The researchers found that during a median (midpoint) follow-up of 9.9 months, 25.9 percent of patients in the tolvaptan group and 26.3 percent in the placebo group died. The combined outcome of cardiovascular death or hospitalization for heart failure occurred in 42 percent of the tolvaptan patients and 40.2 percent of the placebo group patients. The secondary end points of the combined outcome of cardiovascular death or cardiovascular hospitalization, the incidence of cardiovascular death and clinical worsening of HF did not differ between the 2 treatment groups. Tolvaptan significantly improved secondary end points of day 1 patient-assessed dyspnea (difficulty in breathing), day 1 body weight and day 7 edema (swelling from excessive accumulation of fluid in tissue). The frequency of major adverse events were similar in the 2 groups.

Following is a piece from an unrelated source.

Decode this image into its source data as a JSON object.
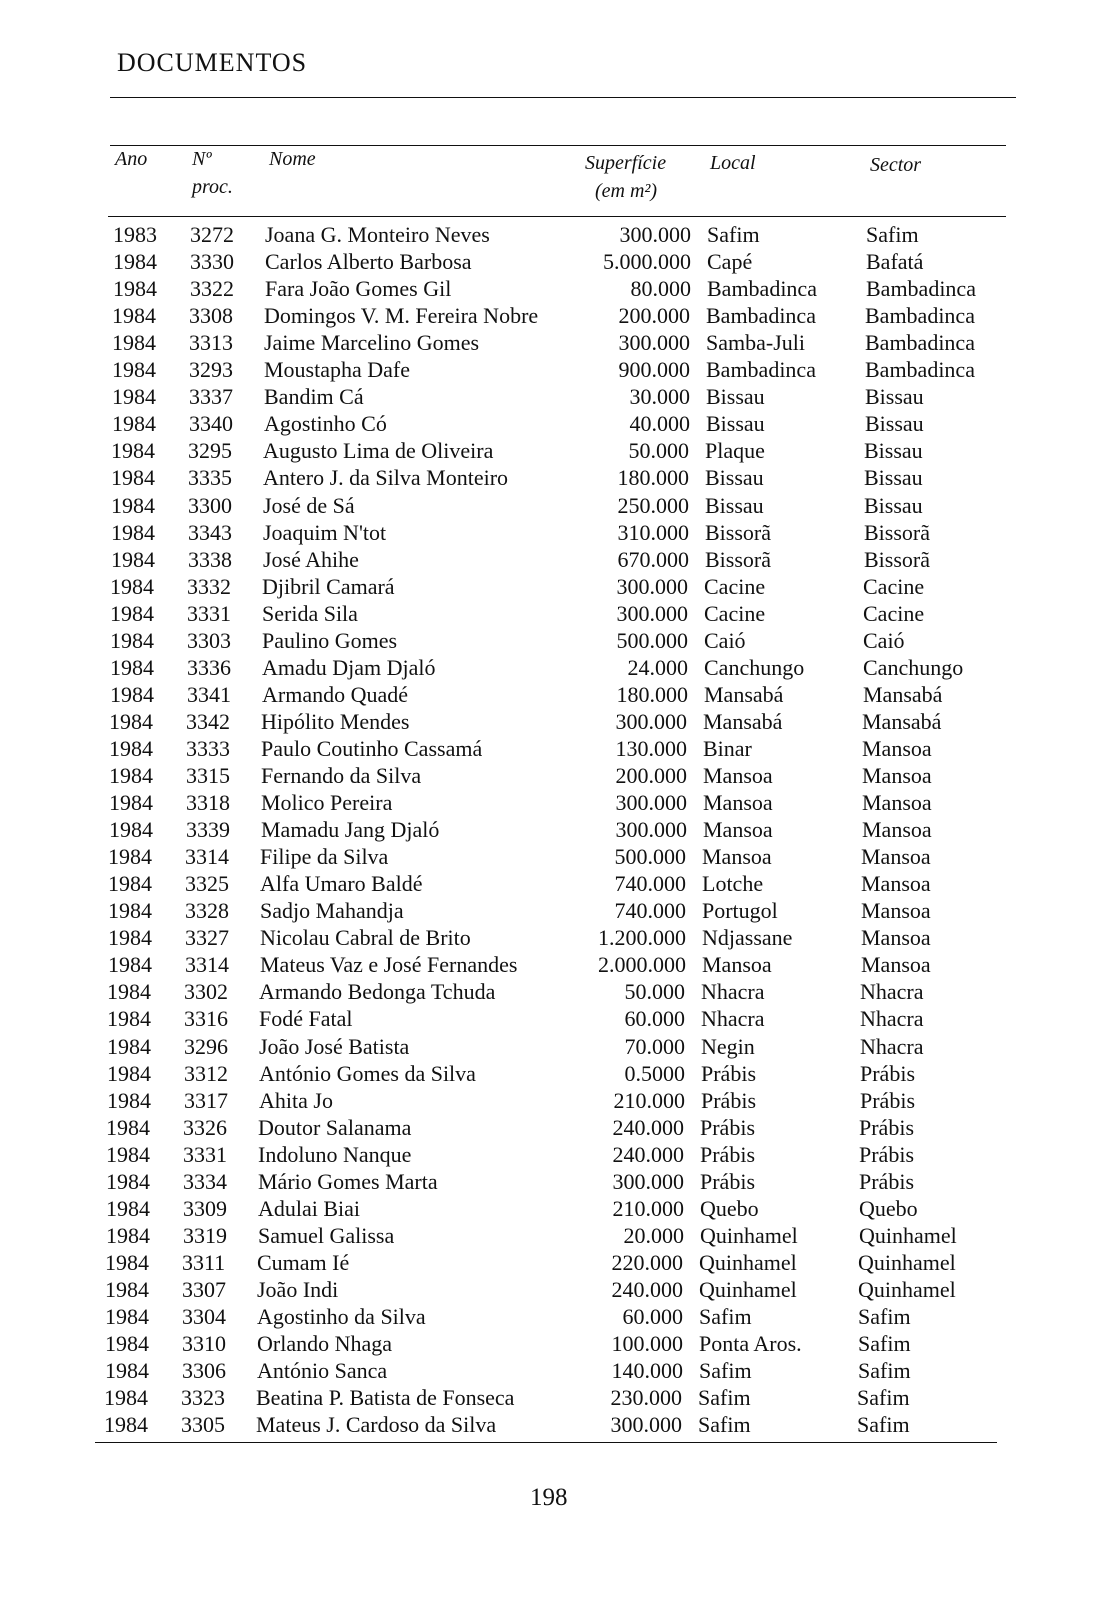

"Long-term tolvaptan treatment had no effect, either favorable or unfavorable, on all-cause mortality or the combined end point of cardiovascular mortality or subsequent hospitalization for worsening HF," the authors write. "Our long-term clinical outcome findings do not justify continuation of tolvaptan treatment beyond the time of improvement in fluid balance and clinical status. … However, our findings of sustained reduction in body weight, without worsening of renal function and with sustained normalization of serum sodium levels in patients with baseline hyponatremia [abnormally low concentration of sodium in the blood], suggest a role for either longer-term or intermittent tolvaptan treatment, at least in patients in whom abnormalities in fluid and electrolyte balance and/or renal function are difficult to manage by other means."